- IoT manufacturers often favor speed of rollout over security
- Attackers don’t have to work too hard to compromise smart devices
- It’s up to users and ISPs to protect homes and network infrastructure
The IoT landscape is so vast, chaotic and complex that it's impossible to fully grasp just how far it extends and how much of our daily lives it encompasses. Attackers compromise IoT devices to use in larger attacks, steal private information or spy on people. And it's all possible because of the security deficit in the IoT ecosystem. Since manufacturers won't offer any real solution any time soon, it's up to users and ISPs to provide their own security.
In many situations, people are the weakest link in the cybersecurity chain. When they connect to unsafe networks, they often use ridiculously easy-to-guess passwords or open fraudulent emails that promise immediate wealth. But there's a contender out there gunning for that dubious "crown," looking to dethrone people from their position of the weakest link. And that’s IoT.
The Internet of Things promises the future. Devices provide crucial functionality in many cases, and some niche or other is always ready to be filled by an IoT device that wants to do work in an automated way. Smart homes wouldn't be possible without them, and most of us already live in one, even if it's not immediately evident.

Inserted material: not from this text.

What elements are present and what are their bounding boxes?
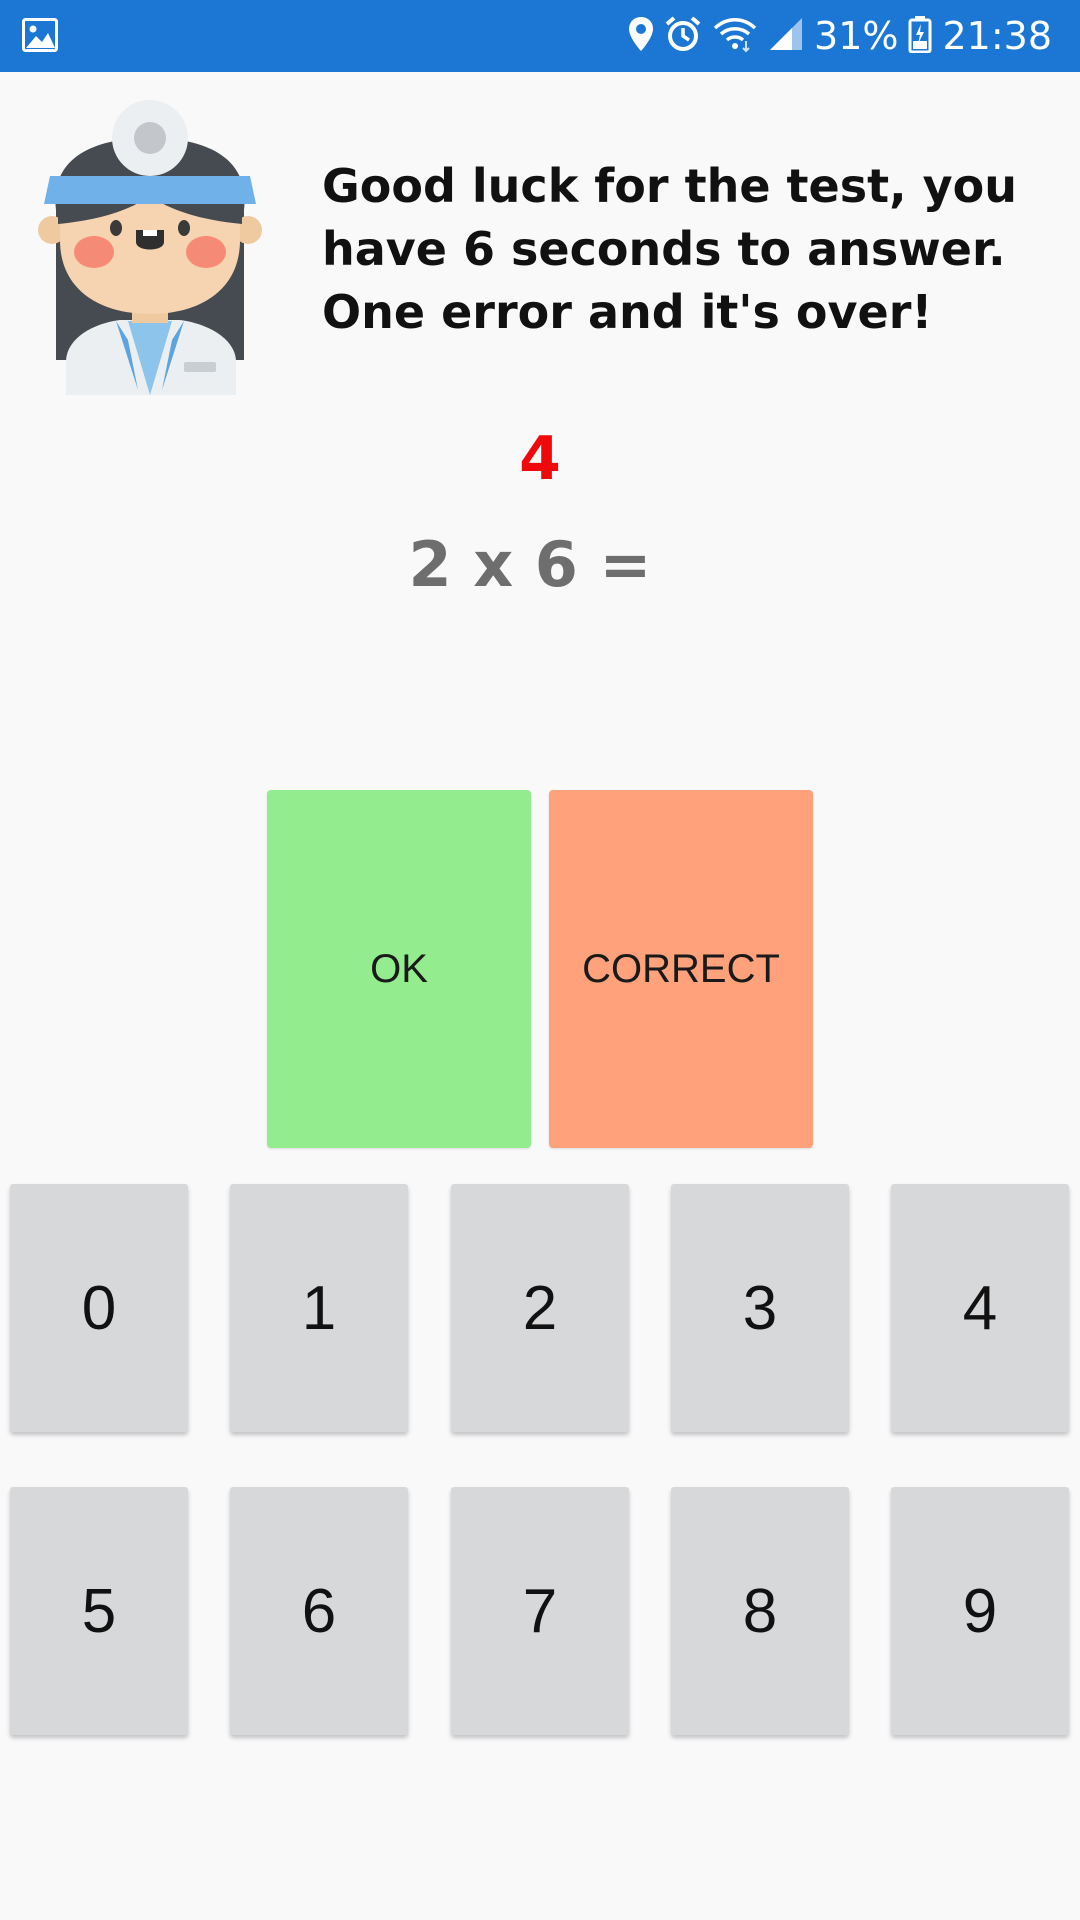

IoT looks like a ripe fruit to attackers
One of the biggest problems of the entire IoT industry is the speed of rollout for a new generation of devices, which is often paramount to anything else. Companies forgo proper testing and support to be the first on the market. Sometimes, IoT devices are abandoned almost immediately after launch, leaving users with increasingly unsecure hardware.
The lack of regulation and the fragmentation of the hardware and software market for IoT devices have also contributed to the status quo. The security deficit in the IoT industry is like a window opened wide for attackers. Depending on their goal, they might simply steal private user data, or compromise and infect IoT devices that can be used in much larger attacks against large enterprises, or even to spy on people.
For example, in a recent flurry of bizarre incidents, unknown perpetrators remotely logged into various Ring devices and started to threaten families and scare the kids. In another situation, threat actors used thousands of CCTV cameras, routers and other IoT devices in a DDoS attack that clocked 292,000 requests per second from 402,000 IP addresses.
The solution is simpler than you think
All of this is only possible because the IoT security landscape is a mess. Since the industry is not likely to correct itself any time soon, it's up to the users and their ISPs to mitigate this problem.
Bitdefender's IoT Security Platform provides a powerful security agent that runs inside regular routers, letting users control their environments, protect their networks against DDoS attacks, and even set up network-wide Parental Control rules.
ISPs can work with Bitdefender to remotely deploy this solution in their customers' routers. There's no need to upgrade the routers or get other hardware, as the solution is platform-agnostic and has a very small footprint.
DDoS attacks from compromised IoT devices inside protected networks would become a thing of the past. The same happens with Mirai-like botnets looking for open ports or brute-forcing their way into vulnerable routers and other devices.
Since the IoT industry will not offer the security people need, it's up to ISPs to protect their customers and their own infrastructure from intrusions and bad actors. And it's the user's job to look for an ISP that can offer them this type of overarching protection.